In a way, one can sense a similar disconnect in the exhibition space.Between the dazzling VR-installation, “Al-Mashroof” (2020) by Tehran Platform on the ground floor, and the ethereally abstract video, “Rotor” (2020) by Kerem Ozan Bayraktar located on an isolated room at the upper floor, the drier, informational maps of disappearing Mesoptomian marshlands by Tehran Platform, Mahmoud Obaidi’s turtles installation, sound excerpts from environmental seminars, or even Dişli’s compelling “Fields on Fire, Urfa (North Mesopotamia) photo collage are at a loss for integrated design. To engage with such pedagogies of studied reflection and aesthetic admiration demands the meticulous attention of the visitor. It is comparable to confronting the opaque and impalpable convolution of a sandstorm, only one cerebral and disjointed.
If “Sandstorm — And Then There Was Dust” is a manifestation of approaches by which to visualize, comprehend and empathize with the victims of these noxious sandstorms, it is rife with failure and success. Maske departed from the phenomena of sandstorms to draw out unifying motifs between Turkey, Iraq and Iran to explore concepts related to ecology, discipline in the natural sciences that stresses symbiotic interactions between organisms. As a brief investigation of humankind’s disastrous relationship with its land, waters and air, the exhibition proposes alternative forms of interaction.

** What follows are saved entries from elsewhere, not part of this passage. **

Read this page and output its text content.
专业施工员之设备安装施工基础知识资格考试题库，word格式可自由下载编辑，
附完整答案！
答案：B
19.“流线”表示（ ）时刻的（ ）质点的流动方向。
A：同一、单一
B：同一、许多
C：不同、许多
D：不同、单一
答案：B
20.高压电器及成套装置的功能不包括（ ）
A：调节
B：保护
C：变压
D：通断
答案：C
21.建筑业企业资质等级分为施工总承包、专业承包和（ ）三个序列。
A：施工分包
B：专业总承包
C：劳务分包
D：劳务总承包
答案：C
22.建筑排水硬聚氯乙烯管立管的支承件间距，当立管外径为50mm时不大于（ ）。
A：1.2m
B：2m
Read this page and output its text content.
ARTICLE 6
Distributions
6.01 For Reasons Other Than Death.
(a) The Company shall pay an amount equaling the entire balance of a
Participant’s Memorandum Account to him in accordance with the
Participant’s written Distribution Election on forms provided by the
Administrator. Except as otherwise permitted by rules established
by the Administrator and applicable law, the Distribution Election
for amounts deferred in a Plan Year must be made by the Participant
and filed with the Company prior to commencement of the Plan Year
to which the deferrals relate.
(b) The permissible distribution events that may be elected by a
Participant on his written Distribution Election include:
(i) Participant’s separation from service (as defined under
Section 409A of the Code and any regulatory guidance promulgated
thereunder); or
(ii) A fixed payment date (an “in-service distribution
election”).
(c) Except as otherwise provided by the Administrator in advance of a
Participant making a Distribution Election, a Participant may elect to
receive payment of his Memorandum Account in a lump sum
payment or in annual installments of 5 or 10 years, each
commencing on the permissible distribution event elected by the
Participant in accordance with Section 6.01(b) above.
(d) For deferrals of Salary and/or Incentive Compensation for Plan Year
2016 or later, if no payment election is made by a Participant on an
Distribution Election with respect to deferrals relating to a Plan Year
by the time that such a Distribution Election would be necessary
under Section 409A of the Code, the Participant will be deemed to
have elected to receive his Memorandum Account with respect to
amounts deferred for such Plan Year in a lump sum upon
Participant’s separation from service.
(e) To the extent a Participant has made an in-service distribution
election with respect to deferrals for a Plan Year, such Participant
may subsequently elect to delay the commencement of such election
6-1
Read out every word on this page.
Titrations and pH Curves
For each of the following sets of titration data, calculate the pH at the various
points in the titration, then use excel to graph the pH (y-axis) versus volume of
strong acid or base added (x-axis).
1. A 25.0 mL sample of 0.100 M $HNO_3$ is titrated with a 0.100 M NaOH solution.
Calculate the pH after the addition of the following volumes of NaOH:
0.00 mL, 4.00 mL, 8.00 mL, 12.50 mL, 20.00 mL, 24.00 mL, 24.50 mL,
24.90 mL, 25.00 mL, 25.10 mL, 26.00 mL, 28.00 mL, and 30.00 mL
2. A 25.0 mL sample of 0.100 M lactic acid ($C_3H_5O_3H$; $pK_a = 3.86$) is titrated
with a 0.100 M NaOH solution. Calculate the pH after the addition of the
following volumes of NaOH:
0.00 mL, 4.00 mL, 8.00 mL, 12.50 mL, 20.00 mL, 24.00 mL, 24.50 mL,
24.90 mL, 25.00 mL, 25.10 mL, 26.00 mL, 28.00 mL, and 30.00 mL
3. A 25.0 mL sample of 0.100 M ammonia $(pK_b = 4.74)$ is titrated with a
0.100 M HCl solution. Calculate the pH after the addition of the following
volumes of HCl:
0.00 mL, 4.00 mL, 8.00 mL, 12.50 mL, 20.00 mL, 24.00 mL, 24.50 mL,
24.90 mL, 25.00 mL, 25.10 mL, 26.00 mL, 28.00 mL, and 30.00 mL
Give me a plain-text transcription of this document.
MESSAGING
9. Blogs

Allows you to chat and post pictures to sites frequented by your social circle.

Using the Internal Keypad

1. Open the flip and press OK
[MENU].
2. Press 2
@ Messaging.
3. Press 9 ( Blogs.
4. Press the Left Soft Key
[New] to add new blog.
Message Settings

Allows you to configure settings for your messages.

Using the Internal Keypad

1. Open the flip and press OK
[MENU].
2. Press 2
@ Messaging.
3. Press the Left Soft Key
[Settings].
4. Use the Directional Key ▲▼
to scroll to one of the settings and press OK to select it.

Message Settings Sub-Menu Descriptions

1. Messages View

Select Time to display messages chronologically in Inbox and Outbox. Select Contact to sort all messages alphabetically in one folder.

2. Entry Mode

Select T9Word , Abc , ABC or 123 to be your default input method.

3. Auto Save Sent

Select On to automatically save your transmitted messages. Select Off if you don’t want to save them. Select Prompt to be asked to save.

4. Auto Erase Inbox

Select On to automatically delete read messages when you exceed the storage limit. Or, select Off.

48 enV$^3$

Negar Farajiani’s, “Tehran Monoxide Project” is one viable alternative, realized as the result of many independent projects with artists and citizens from Tehran since 2011. The exhibition hosts extensive documentation of some projects which, in curator Sarah Maske’s words, “examined the changing ecologies of Iran and the communication of these within the Iranian school system”. These documents include the photos that children in Tehran schools, taken in response to the question, “What pollutes our city’s air?”, including project posters, a video and albums of photographs.
Select photos from the workshops are compiled in albums and presented on desks with a comfortable seat and a desk lamp, proposing an environment of hospitable interaction with socially engaged artistic practices as well as with the overall idea of the exhibition as a kind of ecology in and of itself, however theoretical and removed from the soil and dust of sandstorms.